Costco (NASDAQ: COST) markets itself as a warehouse center at which, in exchange for a membership fee, consumers get access to many different food, merchandiseÂ Â Â and services at discounted prices.
Of course, the company does provide those items, but that’s not really the chain’s business model. In lots of ways, Costco operates like a gym. It sells memberships understanding that many of its members won’t show up. It is not upset if they do and it takes care of its members that invest the most — however, in reality, it only needs customers to find the value of linking, not really have them do some shopping.
How does the gym version work?
Discount gym chains likeÂ Â Planet Fitness (NYSE: PLNT) really market to individuals the company knows won’t show up. That is why the chain’s average fitness center has 6,500 members while only about 300 may be accommodated at any given time, NPR’s All Things Considered reported in December 2014.
Basically, when lots of individuals join a gym, they do this with the very best of intentions. They want to be healthier and get into better shape. Even since they rarely or never go, they stay members because the concept that they will someday become regulars.
The fitness center doesn’t have to serve that audience. Instead, it can focus on a smaller group of dedicated clients who workout most days and keep them happy, while also revealing less engaged members that the entire business does work, which keeps them from quitting.
Costco’s company works the identical way. Members are lured in by the prospect of earning money, and if they don’t take advantage, they renew since they intend to in the long run.
The chain makes about 75 percent of its profits and a big piece of the remaining 25 percent comes out of its customers who spend more than the normal member. The warehouse club makes money whether individuals come in or not, and its sales are only icing on the cake.

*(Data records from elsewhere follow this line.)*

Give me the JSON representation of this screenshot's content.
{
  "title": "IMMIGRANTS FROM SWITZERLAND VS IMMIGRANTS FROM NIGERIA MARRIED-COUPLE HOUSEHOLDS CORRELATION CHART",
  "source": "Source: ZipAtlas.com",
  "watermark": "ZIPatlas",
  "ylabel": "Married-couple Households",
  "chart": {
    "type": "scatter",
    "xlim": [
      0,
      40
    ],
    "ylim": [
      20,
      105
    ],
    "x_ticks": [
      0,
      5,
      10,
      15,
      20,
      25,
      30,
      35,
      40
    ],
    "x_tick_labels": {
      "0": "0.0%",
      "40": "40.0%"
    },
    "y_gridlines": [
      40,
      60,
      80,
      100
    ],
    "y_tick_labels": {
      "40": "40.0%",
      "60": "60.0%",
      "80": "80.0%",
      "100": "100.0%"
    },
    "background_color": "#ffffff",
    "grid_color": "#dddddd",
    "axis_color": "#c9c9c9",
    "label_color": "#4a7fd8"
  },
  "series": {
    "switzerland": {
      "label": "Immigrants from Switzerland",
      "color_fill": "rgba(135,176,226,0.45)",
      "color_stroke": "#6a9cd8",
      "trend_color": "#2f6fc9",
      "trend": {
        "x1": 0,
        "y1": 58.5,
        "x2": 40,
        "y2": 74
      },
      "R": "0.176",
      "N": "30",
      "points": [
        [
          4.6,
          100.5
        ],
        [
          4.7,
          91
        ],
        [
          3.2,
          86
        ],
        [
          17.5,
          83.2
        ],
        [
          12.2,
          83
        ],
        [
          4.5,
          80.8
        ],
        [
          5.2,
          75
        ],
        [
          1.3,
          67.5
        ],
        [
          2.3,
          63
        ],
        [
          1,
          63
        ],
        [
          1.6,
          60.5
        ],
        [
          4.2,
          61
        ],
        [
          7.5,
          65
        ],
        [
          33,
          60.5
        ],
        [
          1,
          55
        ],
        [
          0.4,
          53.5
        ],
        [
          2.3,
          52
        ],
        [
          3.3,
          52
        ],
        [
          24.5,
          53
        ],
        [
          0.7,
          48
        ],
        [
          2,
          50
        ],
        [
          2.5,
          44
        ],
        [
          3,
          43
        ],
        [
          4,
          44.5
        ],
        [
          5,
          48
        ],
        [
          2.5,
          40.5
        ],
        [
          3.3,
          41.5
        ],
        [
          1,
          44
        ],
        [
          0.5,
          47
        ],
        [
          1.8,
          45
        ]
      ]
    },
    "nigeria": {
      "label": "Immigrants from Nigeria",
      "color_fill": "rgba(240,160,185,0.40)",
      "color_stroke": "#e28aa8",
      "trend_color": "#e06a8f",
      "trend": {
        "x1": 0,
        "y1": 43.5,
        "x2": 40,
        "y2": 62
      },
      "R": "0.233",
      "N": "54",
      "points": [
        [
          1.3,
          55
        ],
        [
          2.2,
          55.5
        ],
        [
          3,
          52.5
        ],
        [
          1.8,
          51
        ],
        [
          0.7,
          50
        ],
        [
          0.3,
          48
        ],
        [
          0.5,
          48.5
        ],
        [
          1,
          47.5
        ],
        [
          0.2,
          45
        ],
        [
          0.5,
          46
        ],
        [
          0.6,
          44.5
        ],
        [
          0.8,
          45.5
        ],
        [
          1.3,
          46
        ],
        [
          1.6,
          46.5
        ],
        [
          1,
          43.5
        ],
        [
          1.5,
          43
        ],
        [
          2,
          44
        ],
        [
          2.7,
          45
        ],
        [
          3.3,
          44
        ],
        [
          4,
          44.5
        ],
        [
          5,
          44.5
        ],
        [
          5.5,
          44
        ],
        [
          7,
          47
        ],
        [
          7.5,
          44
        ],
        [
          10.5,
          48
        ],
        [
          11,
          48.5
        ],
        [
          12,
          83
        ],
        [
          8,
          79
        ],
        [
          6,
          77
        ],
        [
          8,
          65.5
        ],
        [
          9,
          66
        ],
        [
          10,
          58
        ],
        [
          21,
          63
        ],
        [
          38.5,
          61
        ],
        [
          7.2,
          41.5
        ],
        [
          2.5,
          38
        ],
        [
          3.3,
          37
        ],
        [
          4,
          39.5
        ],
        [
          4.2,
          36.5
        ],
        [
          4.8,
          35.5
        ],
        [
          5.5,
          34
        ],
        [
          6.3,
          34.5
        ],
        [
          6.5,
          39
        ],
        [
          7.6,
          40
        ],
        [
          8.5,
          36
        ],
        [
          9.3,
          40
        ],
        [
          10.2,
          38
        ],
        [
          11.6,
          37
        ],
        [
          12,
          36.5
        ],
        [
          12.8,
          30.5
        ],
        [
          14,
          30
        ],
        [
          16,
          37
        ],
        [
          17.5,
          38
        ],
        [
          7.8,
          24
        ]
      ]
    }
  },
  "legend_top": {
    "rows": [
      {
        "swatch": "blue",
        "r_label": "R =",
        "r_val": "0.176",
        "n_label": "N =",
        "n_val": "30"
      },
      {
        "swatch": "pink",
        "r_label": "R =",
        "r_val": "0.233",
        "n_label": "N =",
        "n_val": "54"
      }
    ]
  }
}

Can Costco make its money?
The chain uses low prices to lure individuals to pay $60 for its basic “Gold Star” membership or $120 for an Executive membership, which gives members 2% cash back on eligible purchases until they get $1,000 back. Either membership gets people in the door but Costco understands that only Executive members are likely to take advantage of its reduced prices.
During the series’s earnings calls each quarter, CFO Richard Galanti notes the expansion in Executive memberships. Then he points out that about one-third of its clients pay the higher price to join, but they account for two-thirds of sales.
Costco closed Q3 with 18.3 million Executive members that generated roughly $20 billion of its $28.2 billion total sales, excluding membership prices. Its 37.8 million Gold Star members accounted for only about $8 billion.
That is math that is rough, but it shows a clear disparity between the two classes of participants of the warehouse club. The data shows that roughly $ 211 each, Gold Star members spent during Q3, while Executive members averaged $ 1,092 though the figures are not exact.
It’s All about memberships
Costco is not currently selling goods and services. It’s using those things to get people to buy memberships. Gold Star members shop in the chain often enough to find the value of renewing, but probably not often enough to create staying a member.
That’s a danger for the chain, but as consumers will pay $10 per month to keep the illusion that they might visit World Fitness, they’re ready to do the same. Costco offers the guarantee of spending money, and to get a large percentage of its viewers, that is sufficient to keep them hooked.